L’AP est maintenant arrivé en terminale avec la réforme montante mais les objectifs ne sont pas les mêmes dans les trois niveaux de lycée. En seconde, ces heures peuvent être utilisées pour encourager l’ouverture interdisciplinaire, pour développer des « projets » ou pour revenir sur les méthodes de travail liées aux exigences spécifiques du lycée. En première et terminale, on y transmet plutôt du contenu disciplinaire dans l’objectif du bac.

Voilà pour la vision officielle de l’AP…

… Cependant, la réalité est tout autre car l’AP n’a rien de « personnalisé » et pose des difficultés dans la motivation des élèves. En effet, ce n’est pas un enseignement sanctionné par une évaluation (continue ou finale). De ce fait, et c’est bien dommage, les élèves ne s’investissent que très peu et prennent ces séances comme de la garderie. Force est de constater que la motivation est souvent liée à la perspective d’une notation, il parait ainsi difficile de faire sortir les élèves de ce comportement stéréotypé. De plus, étant donné le peu de moyens horaires venant des rectorats, cet « enseignement » se fait généralement en groupe trop chargé pour prétendre à un caractère « personnalisé ». Dans mon lycée on tourne autour de 15 à 20 élèves.

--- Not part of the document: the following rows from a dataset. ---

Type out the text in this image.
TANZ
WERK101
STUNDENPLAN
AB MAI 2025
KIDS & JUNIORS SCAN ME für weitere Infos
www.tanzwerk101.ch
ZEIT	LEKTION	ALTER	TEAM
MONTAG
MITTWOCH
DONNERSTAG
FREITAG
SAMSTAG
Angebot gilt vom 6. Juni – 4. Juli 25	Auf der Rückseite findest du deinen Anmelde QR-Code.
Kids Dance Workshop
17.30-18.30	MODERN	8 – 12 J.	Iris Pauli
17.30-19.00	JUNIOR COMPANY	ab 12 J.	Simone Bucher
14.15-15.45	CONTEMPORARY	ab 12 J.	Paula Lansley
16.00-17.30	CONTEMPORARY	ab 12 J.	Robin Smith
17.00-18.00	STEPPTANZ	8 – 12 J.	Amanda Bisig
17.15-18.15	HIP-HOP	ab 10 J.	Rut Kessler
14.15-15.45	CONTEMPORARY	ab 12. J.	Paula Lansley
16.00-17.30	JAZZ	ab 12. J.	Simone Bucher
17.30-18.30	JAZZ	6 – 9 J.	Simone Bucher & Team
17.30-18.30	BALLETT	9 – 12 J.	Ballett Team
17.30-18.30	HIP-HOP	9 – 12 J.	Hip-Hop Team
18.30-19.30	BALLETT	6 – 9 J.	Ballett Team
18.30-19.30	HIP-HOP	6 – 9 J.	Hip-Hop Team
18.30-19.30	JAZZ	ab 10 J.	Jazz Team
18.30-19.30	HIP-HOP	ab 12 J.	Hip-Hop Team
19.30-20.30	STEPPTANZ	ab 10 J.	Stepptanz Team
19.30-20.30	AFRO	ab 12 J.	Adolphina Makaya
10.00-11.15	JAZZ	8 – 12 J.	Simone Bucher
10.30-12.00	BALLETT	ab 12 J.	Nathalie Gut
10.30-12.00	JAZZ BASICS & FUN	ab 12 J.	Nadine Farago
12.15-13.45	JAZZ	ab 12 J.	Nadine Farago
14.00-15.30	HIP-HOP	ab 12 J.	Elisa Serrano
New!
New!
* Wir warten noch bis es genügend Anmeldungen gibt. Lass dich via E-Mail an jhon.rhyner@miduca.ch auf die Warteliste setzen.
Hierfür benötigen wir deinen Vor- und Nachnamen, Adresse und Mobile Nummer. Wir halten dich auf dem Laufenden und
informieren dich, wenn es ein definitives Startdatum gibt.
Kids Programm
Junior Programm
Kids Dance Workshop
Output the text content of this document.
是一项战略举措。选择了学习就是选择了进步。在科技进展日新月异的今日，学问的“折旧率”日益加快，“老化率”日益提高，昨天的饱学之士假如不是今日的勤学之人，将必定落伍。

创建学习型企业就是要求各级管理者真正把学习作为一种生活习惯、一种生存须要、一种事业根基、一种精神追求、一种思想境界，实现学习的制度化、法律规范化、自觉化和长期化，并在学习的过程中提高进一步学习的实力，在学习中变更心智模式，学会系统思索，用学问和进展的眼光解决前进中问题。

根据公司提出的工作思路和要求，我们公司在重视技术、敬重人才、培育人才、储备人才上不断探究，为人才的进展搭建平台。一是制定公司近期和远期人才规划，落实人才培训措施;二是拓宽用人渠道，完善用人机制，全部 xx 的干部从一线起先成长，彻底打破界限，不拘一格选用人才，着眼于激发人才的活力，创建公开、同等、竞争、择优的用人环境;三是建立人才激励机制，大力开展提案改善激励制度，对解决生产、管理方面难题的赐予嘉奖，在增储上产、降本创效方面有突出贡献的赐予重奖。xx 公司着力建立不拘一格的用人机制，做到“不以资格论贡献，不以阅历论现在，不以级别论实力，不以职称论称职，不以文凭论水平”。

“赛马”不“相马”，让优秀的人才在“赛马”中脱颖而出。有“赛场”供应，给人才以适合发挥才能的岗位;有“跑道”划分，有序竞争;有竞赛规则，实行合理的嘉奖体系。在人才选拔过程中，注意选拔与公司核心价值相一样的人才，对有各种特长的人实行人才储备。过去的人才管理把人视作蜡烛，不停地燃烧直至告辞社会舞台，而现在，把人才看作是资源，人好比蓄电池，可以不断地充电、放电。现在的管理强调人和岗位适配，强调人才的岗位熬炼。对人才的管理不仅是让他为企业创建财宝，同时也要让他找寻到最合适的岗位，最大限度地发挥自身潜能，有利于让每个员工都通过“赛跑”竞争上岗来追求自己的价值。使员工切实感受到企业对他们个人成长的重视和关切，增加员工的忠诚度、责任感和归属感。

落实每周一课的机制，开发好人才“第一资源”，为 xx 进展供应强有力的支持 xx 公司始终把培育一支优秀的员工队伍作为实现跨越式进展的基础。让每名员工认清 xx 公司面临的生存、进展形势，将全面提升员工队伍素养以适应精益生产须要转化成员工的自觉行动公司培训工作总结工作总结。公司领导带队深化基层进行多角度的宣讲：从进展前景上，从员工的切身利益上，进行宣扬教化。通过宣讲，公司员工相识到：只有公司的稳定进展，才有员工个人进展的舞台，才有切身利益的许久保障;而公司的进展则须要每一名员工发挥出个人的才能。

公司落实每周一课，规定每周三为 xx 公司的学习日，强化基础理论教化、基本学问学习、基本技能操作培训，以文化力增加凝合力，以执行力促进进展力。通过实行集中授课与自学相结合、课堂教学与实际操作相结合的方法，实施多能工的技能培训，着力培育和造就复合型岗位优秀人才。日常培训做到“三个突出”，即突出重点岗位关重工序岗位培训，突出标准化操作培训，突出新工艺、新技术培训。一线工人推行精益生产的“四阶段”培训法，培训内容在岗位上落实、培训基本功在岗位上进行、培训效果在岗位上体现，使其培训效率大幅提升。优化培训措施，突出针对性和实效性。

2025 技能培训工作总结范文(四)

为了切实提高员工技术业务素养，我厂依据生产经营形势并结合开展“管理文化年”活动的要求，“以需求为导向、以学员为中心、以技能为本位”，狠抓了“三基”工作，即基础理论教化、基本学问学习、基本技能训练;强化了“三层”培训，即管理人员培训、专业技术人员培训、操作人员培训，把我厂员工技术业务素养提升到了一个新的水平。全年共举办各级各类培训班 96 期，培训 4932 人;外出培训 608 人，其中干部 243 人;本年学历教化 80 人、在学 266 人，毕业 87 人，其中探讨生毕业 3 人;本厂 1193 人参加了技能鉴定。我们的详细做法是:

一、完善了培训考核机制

Il faut en fait entendre le terme de « personnalisé » comme un choix laissé à l’élève (de la belle novlangue démagogique soit dit en passant). Des « cycles » d’AP sont mis dans un « menu » dans lequel les élèves de plusieurs classes vont choisir. Étant donné qu’il faut proposer tout un panel de disciplines et/ou d’activités, ce sont des élèves de plusieurs classes qui se regroupent dans un cycle d’AP proposé par un enseignant. Dans mon lycée, ce sont des « barrettes » de trois ou quatre classes (c’est-à-dire en parallèle) qui sont mises en place avec cinq ou six enseignant·e·s à charge, ce qui fait bien 15 à 20 élèves par groupe d’AP.

Cela pose au moins trois problèmes :

  • la place dans chaque cycle – Le nombre de places étant limité dans chaque AP, certains élèves se retrouvent dans un cycle qu’ils·elles n’ont pas choisi. Cela diminue encore la motivation et l’intérêt pour ce type de séances.
  • la relation avec l’enseignant·e – Il est très fréquent que les personnes intervenant en AP ne soient pas des enseignant·e·s des disciplines de la classe étant donné que les élèves proviennent de plusieurs classes. Cet éloignement rend d’autant plus difficiles l’accroche et l’emprise sur les élèves.
  • l’hétérogénéité du groupe – Toutes les six semaines les élèves se retrouvent dans un groupe de travail nouveau et on sait qu’une ambiance de groupe met du temps à se mettre en place. Ajouté à cela que les sorties scolaires et autres évènements liés à une classe ne vont impliquer qu’une partie des élèves, on arrive aussi à une hétérogénéité temporelle lors d’un cycle d’AP. Cela a une influence sur le rythme général.

Déroulement des cycles d’AP zététique

Dans mon établissement, nous faisons des cycle d’AP d’environ 6 semaines soit 6 fois une heure.

J’ai réalisé deux cycles successifs. Ils ont été répartis de cette manière :

Séance 1 : présentation de la zététique et annonce des consignes de travail.

Séance 2 : choix des sujets par les élèves et début du travail de recherche.

Séance 3 : travail en binôme sur les sujets (analyse du sujet, recherche documentaire).

Séance 4 : présentation et mise au point sur la démarche scientifique : comment mettre en place une bonne expérimentation. Suite du travail des élèves.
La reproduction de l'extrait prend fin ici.